Rekomendasi Aktivitas Fisik untuk Mencegah Atrofi Otak

Hingga saat ini, belum ada rekomendasi yang menyatakan jenis, frekuensi, dan durasi aktivitas fisik yang dibutuhkan untuk mencegah atrofi otak. Review pada tahun 2015 menyarankan untuk melakukan aktivitas fisik secara teratur. Intensitas aktivitas yang disarankan adalah sedang hingga berat.

Selain melakukan aktivitas fisik, gaya hidup sedentari juga harus dikurangi dengan menghindari duduk dalam waktu yang terlalu lama. Jika memang harus duduk dalam waktu lama (misalnya sedang bekerja), dapat diselingi dengan berdiri atau berjalan sebentar. Selain itu, performa otak juga dapat dipertahankan dengan menjaga pola makan dan melakukan kegiatan yang mengasah otak (intellectual challenges).[13]

Kesimpulan

Seiring bertambahnya usia, otak akan mengalami atrofi, terutama pada lobus prefrontal, temporal, dan parietal. Perubahan-perubahan yang diakibatkan oleh atrofi otak ini dapat mengganggu fungsi otak dan menurunkan kemampuan motorik, yang kemudian dapat menurunkan kualitas hidup pasien.

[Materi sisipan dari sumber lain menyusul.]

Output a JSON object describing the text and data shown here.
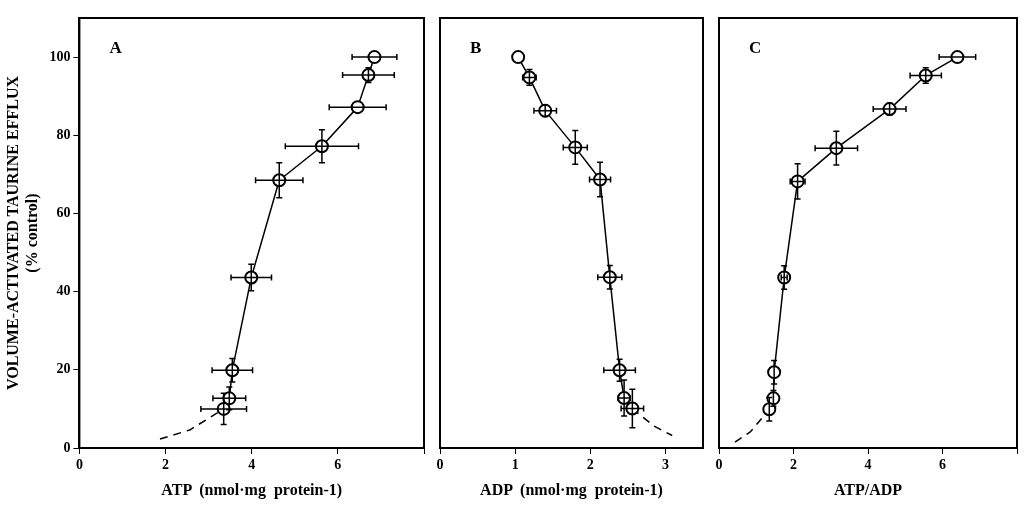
{
  "chart_data": [
    {
      "type": "line",
      "xlabel": "ATP  (nmol·mg  protein-1)",
      "ylabel": "VOLUME-ACTIVATED TAURINE EFFLUX\n(% control)",
      "xlim": [
        0,
        8
      ],
      "xticks": [
        0,
        2,
        4,
        6,
        {
          "value": 8,
          "label": null
        }
      ],
      "ylim": [
        0,
        110
      ],
      "yticks": [
        0,
        20,
        40,
        60,
        80,
        100
      ],
      "grid": false,
      "legend": false,
      "annotations": [
        "A"
      ],
      "series": [
        {
          "type": "line",
          "color": "#000000",
          "marker": "circle",
          "line_style": "solid",
          "x": [
            6.85,
            6.71,
            6.46,
            5.63,
            4.64,
            3.99,
            3.55,
            3.48,
            3.35
          ],
          "values": [
            100,
            95.4,
            87.2,
            77.2,
            68.5,
            43.6,
            19.9,
            12.7,
            10.0
          ],
          "errors": [
            null,
            1.9,
            null,
            4.2,
            4.5,
            3.4,
            3.0,
            2.9,
            4.0
          ],
          "xerrors": [
            0.52,
            0.6,
            0.66,
            0.85,
            0.55,
            0.47,
            0.47,
            0.38,
            0.53
          ]
        },
        {
          "type": "line",
          "color": "#000000",
          "marker": "none",
          "line_style": "dashed",
          "x": [
            1.87,
            2.56,
            3.35
          ],
          "values": [
            2.3,
            4.6,
            10.0
          ]
        }
      ]
    },
    {
      "type": "line",
      "xlabel": "ADP  (nmol·mg  protein-1)",
      "xlim": [
        0,
        3.5
      ],
      "xticks": [
        0,
        1,
        2,
        3
      ],
      "ylim": [
        0,
        110
      ],
      "yticks": [
        0,
        20,
        40,
        60,
        80,
        100
      ],
      "tick_labels": "x",
      "grid": false,
      "legend": false,
      "annotations": [
        "B"
      ],
      "series": [
        {
          "type": "line",
          "color": "#000000",
          "marker": "circle",
          "line_style": "solid",
          "x": [
            1.04,
            1.19,
            1.4,
            1.8,
            2.13,
            2.26,
            2.39,
            2.45,
            2.56
          ],
          "values": [
            100,
            94.8,
            86.3,
            76.9,
            68.7,
            43.7,
            19.9,
            12.8,
            10.1
          ],
          "errors": [
            null,
            2,
            1.5,
            4.3,
            4.4,
            3.0,
            2.8,
            4.6,
            4.9
          ],
          "xerrors": [
            null,
            0.09,
            0.15,
            0.16,
            0.14,
            0.16,
            0.21,
            0.08,
            0.15
          ]
        },
        {
          "type": "line",
          "color": "#000000",
          "marker": "none",
          "line_style": "dashed",
          "x": [
            2.56,
            2.84,
            3.09
          ],
          "values": [
            10.1,
            5.7,
            3.2
          ]
        }
      ]
    },
    {
      "type": "line",
      "xlabel": "ATP/ADP",
      "xlim": [
        0,
        8
      ],
      "xticks": [
        0,
        2,
        4,
        6,
        {
          "value": 8,
          "label": null
        }
      ],
      "ylim": [
        0,
        110
      ],
      "yticks": [
        0,
        20,
        40,
        60,
        80,
        100
      ],
      "tick_labels": "x",
      "grid": false,
      "legend": false,
      "annotations": [
        "C"
      ],
      "series": [
        {
          "type": "line",
          "color": "#000000",
          "marker": "circle",
          "line_style": "solid",
          "x": [
            6.4,
            5.55,
            4.58,
            3.15,
            2.11,
            1.75,
            1.48,
            1.46,
            1.35
          ],
          "values": [
            100,
            95.3,
            86.7,
            76.7,
            68.2,
            43.6,
            19.4,
            12.7,
            9.9
          ],
          "errors": [
            null,
            2,
            1.5,
            4.3,
            4.5,
            3.0,
            3.0,
            2.0,
            3.0
          ],
          "xerrors": [
            0.49,
            0.42,
            0.44,
            0.57,
            0.2,
            0.08,
            null,
            null,
            null
          ]
        },
        {
          "type": "line",
          "color": "#000000",
          "marker": "none",
          "line_style": "dashed",
          "x": [
            0.43,
            0.85,
            1.35
          ],
          "values": [
            1.5,
            4.2,
            9.9
          ]
        }
      ]
    }
  ]
}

Berbagai penelitian menyatakan bahwa aktivitas fisik dapat memperlambat degenerasi di otak. Namun, hingga saat ini, belum ada rekomendasi yang jelas mengenai jenis, frekuensi, dan durasi aktivitas fisik yang dibutuhkan untuk mencegah atrofi otak. Selain itu, aktivitas fisik saja belum tentu cukup untuk mencegah atrofi otak. Gaya hidup yang sedentari juga harus dikurangi.